Wired has an interesting profile today on Lisa Jackson, former head of the Environmental Protection Agency who joined Apple in June last year to oversee environmental issues. The publication joined Jackson as she traveled to Apple’s new data center outside of Reno, Nevada, and through the interview offers some interesting insight into what Jackson is trying to accomplish at Apple. The interview with Jackson is landing just as Apple is set to celebrate Earth Day tomorrow and make some new environmental related announcements:

The teams Jackson works with at Apple tackle product related issues such as the materials which make up Apple’s devices (they must require minimal energy to extract, be as recyclable as possible, and be free of conflict minerals); the packaging that strives for the X-ray thin-ness of an iPad side view; and the manufacturing process, where Apple attempts to suppress the wasteful instincts of suppliers and partners in countries like China.
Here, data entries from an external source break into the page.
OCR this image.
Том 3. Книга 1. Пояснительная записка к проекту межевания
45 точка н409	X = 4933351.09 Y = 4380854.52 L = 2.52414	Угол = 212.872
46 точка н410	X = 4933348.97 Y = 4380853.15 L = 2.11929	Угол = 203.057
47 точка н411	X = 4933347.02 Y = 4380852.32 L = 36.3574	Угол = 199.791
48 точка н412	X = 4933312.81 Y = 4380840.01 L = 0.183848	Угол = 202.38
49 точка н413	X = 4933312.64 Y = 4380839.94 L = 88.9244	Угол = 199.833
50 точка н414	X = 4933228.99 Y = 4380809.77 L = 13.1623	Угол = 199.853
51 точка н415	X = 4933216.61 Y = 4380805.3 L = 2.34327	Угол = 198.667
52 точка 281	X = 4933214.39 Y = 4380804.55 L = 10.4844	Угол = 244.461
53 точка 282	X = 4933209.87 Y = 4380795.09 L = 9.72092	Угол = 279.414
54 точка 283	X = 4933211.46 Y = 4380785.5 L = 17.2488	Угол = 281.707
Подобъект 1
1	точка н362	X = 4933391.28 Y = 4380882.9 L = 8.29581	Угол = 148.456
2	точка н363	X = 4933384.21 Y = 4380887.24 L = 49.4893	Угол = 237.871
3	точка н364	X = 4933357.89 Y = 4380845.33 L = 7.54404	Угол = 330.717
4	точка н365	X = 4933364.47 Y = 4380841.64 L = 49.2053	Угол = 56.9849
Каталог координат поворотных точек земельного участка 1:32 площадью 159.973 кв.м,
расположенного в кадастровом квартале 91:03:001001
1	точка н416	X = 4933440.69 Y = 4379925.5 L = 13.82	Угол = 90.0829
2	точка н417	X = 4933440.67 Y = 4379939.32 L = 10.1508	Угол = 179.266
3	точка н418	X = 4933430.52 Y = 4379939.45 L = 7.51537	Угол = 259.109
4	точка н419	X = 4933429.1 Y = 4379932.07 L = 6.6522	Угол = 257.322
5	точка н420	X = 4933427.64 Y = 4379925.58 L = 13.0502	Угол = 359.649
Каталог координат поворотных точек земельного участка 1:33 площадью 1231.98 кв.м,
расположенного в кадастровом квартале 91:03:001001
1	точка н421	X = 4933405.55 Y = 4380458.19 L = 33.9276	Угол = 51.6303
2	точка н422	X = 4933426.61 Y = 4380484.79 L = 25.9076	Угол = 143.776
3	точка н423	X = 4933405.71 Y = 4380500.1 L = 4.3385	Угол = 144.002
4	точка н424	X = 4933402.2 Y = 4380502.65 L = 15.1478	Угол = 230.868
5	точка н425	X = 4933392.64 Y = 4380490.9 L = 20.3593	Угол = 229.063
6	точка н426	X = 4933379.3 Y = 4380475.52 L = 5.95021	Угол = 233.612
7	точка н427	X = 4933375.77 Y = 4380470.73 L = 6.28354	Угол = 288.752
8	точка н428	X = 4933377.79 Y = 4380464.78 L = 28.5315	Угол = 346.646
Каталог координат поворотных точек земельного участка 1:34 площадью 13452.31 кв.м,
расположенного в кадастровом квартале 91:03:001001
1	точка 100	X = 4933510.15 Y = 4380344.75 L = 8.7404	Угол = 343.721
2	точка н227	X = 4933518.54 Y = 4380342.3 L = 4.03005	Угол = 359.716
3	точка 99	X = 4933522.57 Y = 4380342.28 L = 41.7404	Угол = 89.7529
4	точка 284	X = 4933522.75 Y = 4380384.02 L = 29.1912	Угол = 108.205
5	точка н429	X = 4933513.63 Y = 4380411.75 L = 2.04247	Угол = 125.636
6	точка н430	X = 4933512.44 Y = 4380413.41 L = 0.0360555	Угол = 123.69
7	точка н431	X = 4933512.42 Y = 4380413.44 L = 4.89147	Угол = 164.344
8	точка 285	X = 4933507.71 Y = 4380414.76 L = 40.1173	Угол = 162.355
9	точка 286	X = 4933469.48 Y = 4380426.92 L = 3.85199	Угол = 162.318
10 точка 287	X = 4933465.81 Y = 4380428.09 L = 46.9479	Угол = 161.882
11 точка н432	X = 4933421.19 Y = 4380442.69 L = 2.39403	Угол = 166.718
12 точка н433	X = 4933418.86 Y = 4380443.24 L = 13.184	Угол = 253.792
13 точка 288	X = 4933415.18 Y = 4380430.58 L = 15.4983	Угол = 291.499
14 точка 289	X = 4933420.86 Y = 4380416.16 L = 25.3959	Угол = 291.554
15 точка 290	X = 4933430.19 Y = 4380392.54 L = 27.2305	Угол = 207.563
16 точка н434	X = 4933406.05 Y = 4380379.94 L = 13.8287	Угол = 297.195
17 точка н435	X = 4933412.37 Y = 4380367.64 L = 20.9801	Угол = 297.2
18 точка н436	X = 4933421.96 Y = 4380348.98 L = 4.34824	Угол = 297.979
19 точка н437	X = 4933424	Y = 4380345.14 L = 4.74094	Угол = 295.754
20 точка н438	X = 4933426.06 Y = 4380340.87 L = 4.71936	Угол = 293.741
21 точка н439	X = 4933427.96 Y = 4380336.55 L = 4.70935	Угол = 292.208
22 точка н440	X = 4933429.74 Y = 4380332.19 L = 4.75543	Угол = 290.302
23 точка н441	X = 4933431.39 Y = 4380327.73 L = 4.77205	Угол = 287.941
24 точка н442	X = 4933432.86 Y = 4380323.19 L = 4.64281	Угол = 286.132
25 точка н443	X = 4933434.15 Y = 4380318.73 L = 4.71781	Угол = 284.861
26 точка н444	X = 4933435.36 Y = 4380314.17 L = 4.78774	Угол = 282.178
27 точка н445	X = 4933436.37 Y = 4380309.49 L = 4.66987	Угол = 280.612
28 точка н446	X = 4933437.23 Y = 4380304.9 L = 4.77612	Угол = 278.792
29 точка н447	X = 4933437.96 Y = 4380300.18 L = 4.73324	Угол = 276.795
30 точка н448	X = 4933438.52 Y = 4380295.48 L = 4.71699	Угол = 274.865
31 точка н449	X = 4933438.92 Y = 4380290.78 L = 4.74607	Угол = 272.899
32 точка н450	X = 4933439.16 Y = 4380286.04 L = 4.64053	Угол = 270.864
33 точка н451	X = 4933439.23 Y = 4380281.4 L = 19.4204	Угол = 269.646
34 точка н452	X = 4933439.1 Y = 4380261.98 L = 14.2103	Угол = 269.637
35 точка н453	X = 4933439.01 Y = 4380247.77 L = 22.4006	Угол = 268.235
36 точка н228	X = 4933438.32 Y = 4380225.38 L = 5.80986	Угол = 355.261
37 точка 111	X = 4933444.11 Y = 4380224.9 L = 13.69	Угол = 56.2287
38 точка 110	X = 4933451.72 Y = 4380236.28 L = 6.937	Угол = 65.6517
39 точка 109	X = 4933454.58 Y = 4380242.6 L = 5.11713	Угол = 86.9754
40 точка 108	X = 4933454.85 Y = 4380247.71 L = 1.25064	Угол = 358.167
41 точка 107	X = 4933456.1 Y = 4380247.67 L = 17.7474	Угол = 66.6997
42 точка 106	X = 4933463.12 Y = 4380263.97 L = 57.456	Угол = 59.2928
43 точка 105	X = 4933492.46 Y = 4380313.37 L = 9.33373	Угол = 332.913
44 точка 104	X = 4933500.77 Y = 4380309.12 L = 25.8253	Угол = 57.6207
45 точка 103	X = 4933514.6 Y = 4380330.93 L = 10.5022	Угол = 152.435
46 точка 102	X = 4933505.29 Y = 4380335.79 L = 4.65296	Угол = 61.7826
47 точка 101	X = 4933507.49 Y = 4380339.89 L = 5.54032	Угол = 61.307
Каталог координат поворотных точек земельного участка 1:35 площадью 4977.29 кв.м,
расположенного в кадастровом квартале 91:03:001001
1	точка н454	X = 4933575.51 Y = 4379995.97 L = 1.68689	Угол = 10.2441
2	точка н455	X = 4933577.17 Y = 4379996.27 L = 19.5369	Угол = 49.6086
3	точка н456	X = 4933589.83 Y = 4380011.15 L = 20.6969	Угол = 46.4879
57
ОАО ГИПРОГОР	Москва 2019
Spending a day with Jackson entails considerable discussion of progress the company has made in these domains, as well as an acknowledgement of what needs to be done. (She agrees with Greenpeace that there’s plenty of work to do in China.)

Since last checking in, Jackson said Apple is approaching its goal of powering all its facilities on 100 percent renewable energy. It’s now at 94 percent renewable energy in its data centres and corporate campuses. That’s up from the 75 percent it reported on its renewable energy website just a couple days ago and 35 percent in 2010. Apple’s next goal for renewable energy will be for its retail stores and it’s about to announce it’s already powering 120 of its over 400 stores with renewable energy. All the locations are in the U.S. and include some of its flagship locations like the Fifth Avenue store and Palo Alto. 

The next step is to extend the efforts to its retail stores…In this accounting, Apple does not include the manufacturing, transport, and use of its actual products, which accounts for 98 percent of its carbon footprint. Still, its accomplishment on facilities, particularly data centers, is significant… Apple is announcing that more than 120 of its American stores are powered solely by renewables, including flagship sites like Palo Alto, Chicago’s North Michigan Ave, and New York’s Fifth Avenue.

The full piece is an interesting read on Apple’s new head of environmental initiatives and includes more on Jackson’s first day (and traditional lunch with Tim Cook), Apple’s new and upcoming efforts at its data center and solar operations, and much more. Apple looks to be updating its Renewable Energy page with the new stats as we speak and just launched a new Environmental website with updated stats, videos of its data centers and new campus, and a letter from Lisa Jackson on Apple’s environmental initiatives.